IPOPI’s Vice Chair, Mrs Martine Pergent, was invited to speak at an event on “Safeguarding Blood Safety for multi-transfused patients”, organised by the Thalassaemia International Federation on May 26, during the World Health Organisation (WHO) General Assembly in Geneva.
Mrs Pergent presented IPOPI’s and PLUS’ (Platform of Plasma Protein Users) views on the topic of blood and plasma safety. She stressed that blood and plasma (and their derived products) require different approaches and policies, reminding the audience about the increased demand for plasma-derived medicinal products and highlighting the importance of involving patients in policy decision making.
IPOPI and PLUS
IPOPI and PLUS defend that blood/blood products and plasma/plasma products should be approached with different policies.

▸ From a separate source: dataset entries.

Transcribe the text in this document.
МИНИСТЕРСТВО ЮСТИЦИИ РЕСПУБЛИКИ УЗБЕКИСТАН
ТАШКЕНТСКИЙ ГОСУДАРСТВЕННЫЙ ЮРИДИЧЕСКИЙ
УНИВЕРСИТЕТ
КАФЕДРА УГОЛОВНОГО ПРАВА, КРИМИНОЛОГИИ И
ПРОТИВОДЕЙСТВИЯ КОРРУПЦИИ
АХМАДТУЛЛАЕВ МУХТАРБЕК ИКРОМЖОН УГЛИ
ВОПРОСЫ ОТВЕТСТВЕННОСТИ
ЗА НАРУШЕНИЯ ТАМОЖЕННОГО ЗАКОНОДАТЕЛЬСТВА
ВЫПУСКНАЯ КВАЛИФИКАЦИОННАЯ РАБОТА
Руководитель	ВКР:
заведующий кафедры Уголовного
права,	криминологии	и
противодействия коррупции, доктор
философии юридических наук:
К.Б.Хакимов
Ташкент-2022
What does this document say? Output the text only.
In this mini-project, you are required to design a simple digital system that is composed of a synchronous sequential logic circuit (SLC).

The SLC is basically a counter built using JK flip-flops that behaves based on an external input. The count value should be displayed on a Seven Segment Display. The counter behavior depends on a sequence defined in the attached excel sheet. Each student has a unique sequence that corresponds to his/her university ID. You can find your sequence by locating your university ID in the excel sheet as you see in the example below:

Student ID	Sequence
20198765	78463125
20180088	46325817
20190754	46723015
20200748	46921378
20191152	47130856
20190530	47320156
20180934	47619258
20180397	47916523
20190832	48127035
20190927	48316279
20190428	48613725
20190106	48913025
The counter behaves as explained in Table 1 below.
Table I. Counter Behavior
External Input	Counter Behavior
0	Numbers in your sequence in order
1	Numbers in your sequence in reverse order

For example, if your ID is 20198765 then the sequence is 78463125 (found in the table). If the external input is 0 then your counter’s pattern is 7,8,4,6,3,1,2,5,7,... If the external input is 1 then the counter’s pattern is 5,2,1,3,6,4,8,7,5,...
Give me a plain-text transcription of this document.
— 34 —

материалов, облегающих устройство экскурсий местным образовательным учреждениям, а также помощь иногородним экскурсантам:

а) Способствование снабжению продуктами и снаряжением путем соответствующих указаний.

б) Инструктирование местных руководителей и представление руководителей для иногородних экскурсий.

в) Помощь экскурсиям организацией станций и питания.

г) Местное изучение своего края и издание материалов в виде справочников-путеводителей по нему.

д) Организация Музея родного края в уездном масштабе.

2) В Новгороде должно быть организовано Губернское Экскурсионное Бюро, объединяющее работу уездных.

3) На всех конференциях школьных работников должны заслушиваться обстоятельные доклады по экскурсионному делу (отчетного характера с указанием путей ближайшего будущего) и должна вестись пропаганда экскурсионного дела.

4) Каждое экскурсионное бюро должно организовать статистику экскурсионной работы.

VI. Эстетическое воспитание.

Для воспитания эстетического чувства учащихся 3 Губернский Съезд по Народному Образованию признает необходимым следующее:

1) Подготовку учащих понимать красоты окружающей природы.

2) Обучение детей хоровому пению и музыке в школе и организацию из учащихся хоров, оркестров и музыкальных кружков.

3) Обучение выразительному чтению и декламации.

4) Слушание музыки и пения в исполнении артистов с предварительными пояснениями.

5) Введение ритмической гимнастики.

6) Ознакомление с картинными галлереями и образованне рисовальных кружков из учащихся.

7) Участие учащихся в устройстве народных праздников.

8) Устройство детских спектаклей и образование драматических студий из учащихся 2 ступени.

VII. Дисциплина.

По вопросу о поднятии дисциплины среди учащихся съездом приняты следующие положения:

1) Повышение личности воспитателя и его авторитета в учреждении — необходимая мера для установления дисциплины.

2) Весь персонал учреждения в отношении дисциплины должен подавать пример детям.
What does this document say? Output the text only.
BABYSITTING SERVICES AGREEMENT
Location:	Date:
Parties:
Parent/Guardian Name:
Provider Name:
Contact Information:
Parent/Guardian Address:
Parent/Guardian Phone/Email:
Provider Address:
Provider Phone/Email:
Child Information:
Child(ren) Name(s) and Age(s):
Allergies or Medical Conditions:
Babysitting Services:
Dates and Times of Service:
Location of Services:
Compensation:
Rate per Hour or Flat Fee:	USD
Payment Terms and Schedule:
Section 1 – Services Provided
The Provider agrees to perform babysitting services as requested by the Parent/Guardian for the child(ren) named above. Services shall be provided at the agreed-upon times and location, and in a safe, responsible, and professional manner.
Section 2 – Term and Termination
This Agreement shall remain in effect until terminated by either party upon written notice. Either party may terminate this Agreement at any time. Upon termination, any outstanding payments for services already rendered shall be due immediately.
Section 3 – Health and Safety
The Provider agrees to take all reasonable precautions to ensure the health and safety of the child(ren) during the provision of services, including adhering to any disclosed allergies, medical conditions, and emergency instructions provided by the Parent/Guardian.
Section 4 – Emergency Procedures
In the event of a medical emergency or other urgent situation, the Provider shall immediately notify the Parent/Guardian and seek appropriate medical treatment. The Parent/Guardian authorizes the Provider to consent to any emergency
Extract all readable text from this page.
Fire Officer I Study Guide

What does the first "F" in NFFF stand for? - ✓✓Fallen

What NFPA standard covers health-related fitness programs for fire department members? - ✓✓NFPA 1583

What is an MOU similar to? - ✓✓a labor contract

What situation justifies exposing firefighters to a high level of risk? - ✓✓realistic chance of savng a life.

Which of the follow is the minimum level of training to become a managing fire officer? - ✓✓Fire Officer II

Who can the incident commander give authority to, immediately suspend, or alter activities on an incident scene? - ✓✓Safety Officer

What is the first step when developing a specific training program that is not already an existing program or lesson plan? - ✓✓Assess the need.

The vast majority of plasma products produced by the main manufacturers are subjected to European Medicines Agency’s (EMA) or/and United States Food and Drug Administration’s (FDA) approval and have proven to be safe, with no viral transmission since 1994.
There is an increased demand of plasma-derived medicinal products and yet, in many parts of the world, patients are not able to access treatment. Mrs Pergent pointed out that advocacy to increase blood and plasma donations and use of recovered plasma as well as remaining flexible with donor policies, as long as safety is fully respected, should be the way forward.
Lastly but importantly, Mrs Pergent stressed that policy makers (WHO or national governments) need to involve patients in any decision making that affects them and the treatments they receive.